Outcome-Driven Innovation
A systematic innovation process developed by Tony Ulwick that uses customer-desired outcomes as metrics to discover unmet needs and guide product development.
Also known as: ODI, Outcome-Based Innovation, Ulwick Method
Category: Frameworks
Tags: innovations, products, customer-research, strategies, frameworks, methodologies
Explanation
Outcome-Driven Innovation (ODI) is a strategy and innovation methodology developed by Tony Ulwick that treats innovation as a predictable, measurable process rather than a creative gamble. It operationalizes Jobs to Be Done theory with a rigorous framework for identifying, prioritizing, and satisfying unmet customer needs.
**Core Principle**:
Customers don't want products—they want to achieve outcomes. Innovation succeeds when it helps customers achieve important outcomes they're currently struggling with.
**The ODI Process**:
1. **Define the Job**: Identify the core job customers are trying to get done (functional, emotional, social)
2. **Discover Desired Outcomes**: Uncover 50-150 outcome statements customers use to measure success
- Format: "Minimize the time it takes to [do something]"
- Example: "Minimize the time it takes to find relevant information"
3. **Quantify Unmet Needs**: Survey customers on:
- Importance of each outcome (1-5 scale)
- Satisfaction with current solutions (1-5 scale)
4. **Calculate Opportunity Score**:
Opportunity = Importance + max(Importance - Satisfaction, 0)
- Score > 10: Underserved (innovation opportunity)
- Score 6-10: Appropriately served
- Score < 6: Overserved (cost reduction opportunity)
5. **Segment by Unmet Needs**: Group customers by their outcome patterns, not demographics
6. **Target High-Opportunity Outcomes**: Focus R&D on outcomes with highest opportunity scores
**Why ODI Works**:
- Outcomes are stable (technologies change, jobs don't)

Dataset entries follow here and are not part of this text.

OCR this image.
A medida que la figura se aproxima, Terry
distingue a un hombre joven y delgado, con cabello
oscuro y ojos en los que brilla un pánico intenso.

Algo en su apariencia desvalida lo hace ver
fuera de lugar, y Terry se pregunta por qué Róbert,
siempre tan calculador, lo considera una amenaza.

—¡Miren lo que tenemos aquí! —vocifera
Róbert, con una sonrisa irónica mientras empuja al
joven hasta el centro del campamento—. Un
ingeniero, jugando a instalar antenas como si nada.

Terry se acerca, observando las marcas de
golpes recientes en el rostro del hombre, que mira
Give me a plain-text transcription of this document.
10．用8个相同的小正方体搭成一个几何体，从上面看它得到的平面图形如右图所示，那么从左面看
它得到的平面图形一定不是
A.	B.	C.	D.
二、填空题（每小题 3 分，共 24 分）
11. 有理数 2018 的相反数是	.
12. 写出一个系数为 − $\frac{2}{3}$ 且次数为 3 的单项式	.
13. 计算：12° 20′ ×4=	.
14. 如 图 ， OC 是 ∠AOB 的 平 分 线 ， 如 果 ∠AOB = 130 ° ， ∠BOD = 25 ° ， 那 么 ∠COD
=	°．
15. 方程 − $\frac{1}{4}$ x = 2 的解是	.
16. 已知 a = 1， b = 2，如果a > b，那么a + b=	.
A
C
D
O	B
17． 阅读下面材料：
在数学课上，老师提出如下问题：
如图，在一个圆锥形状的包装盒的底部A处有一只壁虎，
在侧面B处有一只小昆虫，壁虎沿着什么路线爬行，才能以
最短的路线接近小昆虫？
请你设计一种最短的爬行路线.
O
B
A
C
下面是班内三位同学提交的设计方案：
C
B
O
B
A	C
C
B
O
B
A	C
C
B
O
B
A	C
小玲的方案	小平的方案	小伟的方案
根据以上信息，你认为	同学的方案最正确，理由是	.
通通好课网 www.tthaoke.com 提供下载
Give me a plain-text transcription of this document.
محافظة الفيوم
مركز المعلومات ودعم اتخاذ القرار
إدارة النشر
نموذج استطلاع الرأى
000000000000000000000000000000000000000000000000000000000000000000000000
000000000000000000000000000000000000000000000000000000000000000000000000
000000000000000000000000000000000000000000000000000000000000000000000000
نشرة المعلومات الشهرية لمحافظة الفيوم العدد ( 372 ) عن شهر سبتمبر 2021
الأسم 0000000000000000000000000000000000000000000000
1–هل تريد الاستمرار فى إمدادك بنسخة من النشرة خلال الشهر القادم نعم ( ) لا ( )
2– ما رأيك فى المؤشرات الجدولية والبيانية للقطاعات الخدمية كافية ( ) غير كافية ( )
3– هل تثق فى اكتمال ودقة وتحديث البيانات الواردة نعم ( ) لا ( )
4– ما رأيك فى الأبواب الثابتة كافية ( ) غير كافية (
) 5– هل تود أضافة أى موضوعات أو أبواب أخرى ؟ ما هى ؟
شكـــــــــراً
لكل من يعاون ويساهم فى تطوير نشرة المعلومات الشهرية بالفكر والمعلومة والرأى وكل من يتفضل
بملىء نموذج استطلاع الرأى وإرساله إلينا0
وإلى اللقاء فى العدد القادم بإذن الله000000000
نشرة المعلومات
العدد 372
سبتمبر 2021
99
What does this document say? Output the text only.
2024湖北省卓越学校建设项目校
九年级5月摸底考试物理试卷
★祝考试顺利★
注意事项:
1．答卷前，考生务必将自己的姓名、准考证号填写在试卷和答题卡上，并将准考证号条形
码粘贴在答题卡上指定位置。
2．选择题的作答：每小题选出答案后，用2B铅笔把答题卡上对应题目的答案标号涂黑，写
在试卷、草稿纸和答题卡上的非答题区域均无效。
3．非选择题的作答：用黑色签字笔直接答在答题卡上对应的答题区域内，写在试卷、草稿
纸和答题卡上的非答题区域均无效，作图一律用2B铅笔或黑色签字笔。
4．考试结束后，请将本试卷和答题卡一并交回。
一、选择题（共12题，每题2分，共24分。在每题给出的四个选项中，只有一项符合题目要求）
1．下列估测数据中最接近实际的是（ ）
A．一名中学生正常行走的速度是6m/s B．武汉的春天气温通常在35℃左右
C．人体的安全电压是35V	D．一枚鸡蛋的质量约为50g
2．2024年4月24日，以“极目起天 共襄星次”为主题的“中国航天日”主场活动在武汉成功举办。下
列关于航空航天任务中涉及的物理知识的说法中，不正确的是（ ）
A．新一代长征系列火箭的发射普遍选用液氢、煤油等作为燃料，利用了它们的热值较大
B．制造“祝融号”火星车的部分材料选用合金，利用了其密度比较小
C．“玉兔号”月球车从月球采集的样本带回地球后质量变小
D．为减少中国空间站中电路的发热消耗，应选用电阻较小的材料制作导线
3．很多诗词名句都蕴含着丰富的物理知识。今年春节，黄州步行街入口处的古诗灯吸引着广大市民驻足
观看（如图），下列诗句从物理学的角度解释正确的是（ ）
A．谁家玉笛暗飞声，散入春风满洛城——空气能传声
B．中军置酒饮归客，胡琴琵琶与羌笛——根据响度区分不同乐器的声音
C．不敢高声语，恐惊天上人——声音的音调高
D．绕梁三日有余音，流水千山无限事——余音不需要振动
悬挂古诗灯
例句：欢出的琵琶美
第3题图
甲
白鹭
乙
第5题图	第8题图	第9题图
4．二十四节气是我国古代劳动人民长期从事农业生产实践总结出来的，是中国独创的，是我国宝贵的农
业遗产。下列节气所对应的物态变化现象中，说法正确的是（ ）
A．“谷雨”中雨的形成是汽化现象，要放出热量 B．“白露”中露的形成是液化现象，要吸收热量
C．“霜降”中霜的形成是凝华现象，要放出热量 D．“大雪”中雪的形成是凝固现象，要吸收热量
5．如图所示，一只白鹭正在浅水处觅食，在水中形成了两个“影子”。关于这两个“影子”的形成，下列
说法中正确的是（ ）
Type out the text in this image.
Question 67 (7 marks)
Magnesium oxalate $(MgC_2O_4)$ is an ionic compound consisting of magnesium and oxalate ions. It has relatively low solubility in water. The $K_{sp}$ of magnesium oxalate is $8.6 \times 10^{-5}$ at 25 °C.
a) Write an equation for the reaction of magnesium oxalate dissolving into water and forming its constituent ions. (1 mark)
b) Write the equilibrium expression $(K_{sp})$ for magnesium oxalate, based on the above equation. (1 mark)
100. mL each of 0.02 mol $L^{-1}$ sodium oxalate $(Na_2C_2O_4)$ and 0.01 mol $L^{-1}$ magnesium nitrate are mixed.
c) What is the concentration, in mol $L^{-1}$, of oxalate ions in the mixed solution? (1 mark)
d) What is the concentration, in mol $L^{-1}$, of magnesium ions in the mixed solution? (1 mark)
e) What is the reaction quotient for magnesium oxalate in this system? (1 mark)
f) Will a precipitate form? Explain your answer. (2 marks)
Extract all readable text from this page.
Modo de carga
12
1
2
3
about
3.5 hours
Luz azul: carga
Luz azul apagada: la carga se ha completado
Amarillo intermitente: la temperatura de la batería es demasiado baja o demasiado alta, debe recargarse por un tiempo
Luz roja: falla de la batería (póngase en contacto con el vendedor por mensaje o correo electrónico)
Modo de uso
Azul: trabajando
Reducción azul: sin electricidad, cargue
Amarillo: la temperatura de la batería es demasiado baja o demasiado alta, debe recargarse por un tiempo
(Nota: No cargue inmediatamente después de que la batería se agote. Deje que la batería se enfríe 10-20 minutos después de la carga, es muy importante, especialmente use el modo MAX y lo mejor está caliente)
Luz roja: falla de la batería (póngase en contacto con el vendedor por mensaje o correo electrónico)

- Quantified data replaces opinions and intuition
- Innovation investment is targeted, not scattered
- Success can be measured before launch
**ODI vs. Traditional Research**:
| Traditional | ODI |
|-------------|-----|
| "What do you want?" | "What are you trying to accomplish?" |
| Feature requests | Outcome metrics |
| Demographic segments | Needs-based segments |
| Gut-feel prioritization | Opportunity algorithm |
**Applications**:
- New product development
- Product line extensions
- Service design
- M&A target identification
- Competitive analysis
ODI has been used successfully by companies like Microsoft, J&J, Bosch, and Arm & Hammer to achieve innovation success rates significantly above industry averages.